Médicos e enfermeiros contam experiências no combate à Covid-19

Profissionais de hospitais de BH relatam dramas e alegrias por causa do novo coronavírus


postado em 23/06/2020 22:48 / atualizado em 23/06/2020 22:49

(foto: Pixabay)
(foto: Pixabay)
A pandemia da Covid-19 afetou o mundo inteiro. Hábitos corriqueiros como sair de casa para ir à padaria ou mesmo visitar amigos ou familiares se transformaram em grande dilema. É difícil também encontrar alguma atividade que não tenha sido impactada pela pandemia. Entretanto, há funções que se destacam nesse quesito. São profissionais da saúde que estão atuando na linha de frente do combate à doença. São eles, afinal, que irão garantir que as famílias não sejam derrotadas pelo vírus, ainda desconhecido. Por isso, são chamados de heróis. E não é exagero. Para salvar vidas, eles mudaram drasticamente a rotina, estão longe dos familiares e convivem diariamente com o inimigo invisível. Nesta edição de Encontro, conversamos com sete profissionais que nos revelaram como tem sido a rotina exaustiva nos hospitais e centros de saúde. Todos fizeram coro à frase que viralizou em vários idiomas: "Estamos aqui por vocês. Fiquem em casa por nós”.
 

Indiara Penido 
34 anos, infectologista

A rotina anda bem puxada para a infectologista Indiara Penido. Afinal, ela trabalha no Hospital Eduardo de Menezes, no Barreiro, referência no atendimento a pacientes com doenças infectocontagiosas. No fim de março, o centro médico passou a atender exclusivamente pessoas diagnosticadas com Covid-19. A rotatividade dos leitos da UTI (Unidade de Tratamento Intensiva) tem sido grande: muitas altas e, infelizmente, óbitos. Além da tensão que a pandemia provoca, a médica diz que o trabalho se torna ainda mais exaustivo por causa da paramentação, necessária, mas que acaba atrapalhando ações corriqueiras. "São 18 horas de plantão e chego a beber água apenas duas vezes. E o tempo para ir ao banheiro e almoço é reduzido”, diz. São 15 minutos, no mínimo, para vestir a roupa especial, com acessórios como óculos, gorro, máscara, entre outros equipamentos. A rotina frenética é atravessada por cenas e relatos que a fazem também refletir sobre o seu lado de filha. "Marcou-me a história de uma mulher.

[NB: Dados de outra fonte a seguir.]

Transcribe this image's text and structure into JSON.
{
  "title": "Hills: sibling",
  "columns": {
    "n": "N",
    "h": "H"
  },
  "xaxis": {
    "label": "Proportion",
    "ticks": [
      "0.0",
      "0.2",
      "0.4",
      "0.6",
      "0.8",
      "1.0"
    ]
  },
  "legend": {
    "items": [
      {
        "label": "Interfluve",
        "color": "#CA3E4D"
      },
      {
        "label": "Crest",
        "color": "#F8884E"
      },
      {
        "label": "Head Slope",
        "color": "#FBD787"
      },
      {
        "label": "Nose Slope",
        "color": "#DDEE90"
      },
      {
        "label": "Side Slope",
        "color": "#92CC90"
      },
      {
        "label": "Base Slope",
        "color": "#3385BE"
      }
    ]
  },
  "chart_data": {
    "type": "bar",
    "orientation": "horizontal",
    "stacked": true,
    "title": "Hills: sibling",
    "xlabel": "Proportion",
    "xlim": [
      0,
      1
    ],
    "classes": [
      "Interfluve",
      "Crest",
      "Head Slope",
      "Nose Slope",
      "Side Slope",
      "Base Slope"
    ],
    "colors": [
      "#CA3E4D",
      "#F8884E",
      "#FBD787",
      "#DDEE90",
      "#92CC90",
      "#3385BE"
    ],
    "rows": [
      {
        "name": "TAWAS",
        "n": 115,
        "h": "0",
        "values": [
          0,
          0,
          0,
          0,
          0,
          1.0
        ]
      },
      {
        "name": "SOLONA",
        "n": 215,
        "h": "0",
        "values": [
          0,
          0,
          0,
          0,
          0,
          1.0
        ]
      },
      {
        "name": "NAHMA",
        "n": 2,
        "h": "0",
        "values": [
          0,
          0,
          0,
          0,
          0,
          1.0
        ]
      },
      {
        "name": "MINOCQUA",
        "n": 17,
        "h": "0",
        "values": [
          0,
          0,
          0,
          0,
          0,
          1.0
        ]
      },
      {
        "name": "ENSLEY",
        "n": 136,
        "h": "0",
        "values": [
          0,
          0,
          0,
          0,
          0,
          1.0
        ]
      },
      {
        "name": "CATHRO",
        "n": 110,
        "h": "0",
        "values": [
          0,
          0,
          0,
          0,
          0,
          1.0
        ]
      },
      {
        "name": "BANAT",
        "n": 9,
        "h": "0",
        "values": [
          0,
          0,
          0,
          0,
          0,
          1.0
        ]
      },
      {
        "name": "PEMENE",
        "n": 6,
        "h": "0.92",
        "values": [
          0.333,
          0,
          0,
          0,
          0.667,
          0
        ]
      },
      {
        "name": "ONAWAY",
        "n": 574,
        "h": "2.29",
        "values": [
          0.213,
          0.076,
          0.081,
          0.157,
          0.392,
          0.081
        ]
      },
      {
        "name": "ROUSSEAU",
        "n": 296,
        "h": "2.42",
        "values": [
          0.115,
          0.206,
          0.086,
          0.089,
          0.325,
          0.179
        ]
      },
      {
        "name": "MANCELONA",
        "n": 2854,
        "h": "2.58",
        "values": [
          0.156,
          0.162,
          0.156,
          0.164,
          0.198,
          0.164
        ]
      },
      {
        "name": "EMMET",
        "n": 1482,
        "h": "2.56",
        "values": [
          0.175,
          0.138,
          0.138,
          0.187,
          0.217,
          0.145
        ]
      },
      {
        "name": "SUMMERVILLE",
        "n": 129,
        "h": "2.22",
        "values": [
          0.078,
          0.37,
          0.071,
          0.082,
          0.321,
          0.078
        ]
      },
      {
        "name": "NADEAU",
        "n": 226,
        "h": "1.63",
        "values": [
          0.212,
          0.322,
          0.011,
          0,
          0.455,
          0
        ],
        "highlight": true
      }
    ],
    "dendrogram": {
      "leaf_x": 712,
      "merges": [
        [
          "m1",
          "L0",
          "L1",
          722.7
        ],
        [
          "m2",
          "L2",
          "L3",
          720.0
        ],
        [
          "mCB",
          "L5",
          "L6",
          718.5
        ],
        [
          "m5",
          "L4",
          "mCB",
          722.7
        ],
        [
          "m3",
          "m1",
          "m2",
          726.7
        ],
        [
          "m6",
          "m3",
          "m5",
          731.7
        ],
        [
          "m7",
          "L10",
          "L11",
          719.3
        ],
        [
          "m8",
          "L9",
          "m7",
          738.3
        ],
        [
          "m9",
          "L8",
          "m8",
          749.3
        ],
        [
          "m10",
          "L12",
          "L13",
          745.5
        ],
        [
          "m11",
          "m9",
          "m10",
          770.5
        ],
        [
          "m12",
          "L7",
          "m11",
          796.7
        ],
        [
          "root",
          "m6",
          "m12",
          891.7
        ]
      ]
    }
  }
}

Impossibilitada de trabalhar de casa, ela teria infectado à mãe, que, infelizmente, veio a falecer. Tentamos de alguma forma consolá-la. Eu me coloquei imediatamente no lugar dela”, diz. Indiara mora sozinha e conversa com sua mãe apenas por telefone ou por meio de acenos distantes da janela do apartamento. 
 
Daniella Cristina Brites Almeida
32 anos, médica intensivista

Vizinhos nem chegam perto da médica Daniella Cristina, intensivista do hospital Luxemburgo. Que dirá dividir o elevador. "No início da pandemia, as pessoas tinham medo de mim. Achavam que eu era um veículo da doença”, diz. Daniella mora com os pais, mas se mantém distante há mais de dois meses. "Fico trancada no meu quarto. Só vejo minha família de longe.” Vizinhos e demais pessoas não têm noção de como a rotina de profissionais como a da Daniella é complicada. A função de intensivista, destaca a médica, possui característica diferente das demais especialidades. "Entro na vida do paciente sem ser apresentada, quando as funções vitais já não estão funcionando bem.” Por vezes, a médica tem de lidar e buscar forças para conversar com a família, nos piores momentos. "Um paciente faleceu. O caixão tinha de ficar fechado por causa do risco de contaminação, mas a família não sabia desse detalhe. Aí nos questionaram sobre o que eles fariam com a roupa que tinham separado com todo o carinho para o seu ente querido.” A situação motivou Daniella, que se especializou também em cuidados paliativos, e os colegas, a estudarem o luto e outras questões referentes a despedidas. Em meio a histórias tristes, são as pequenas vitórias que dão forças para a médica continuar. "Certo dia, uma paciente solicitou que tirássemos uma foto com ela, pois queria mostrar para todos como estava sendo bem cuidada. Isso foi um grande alento para mim”, afirma.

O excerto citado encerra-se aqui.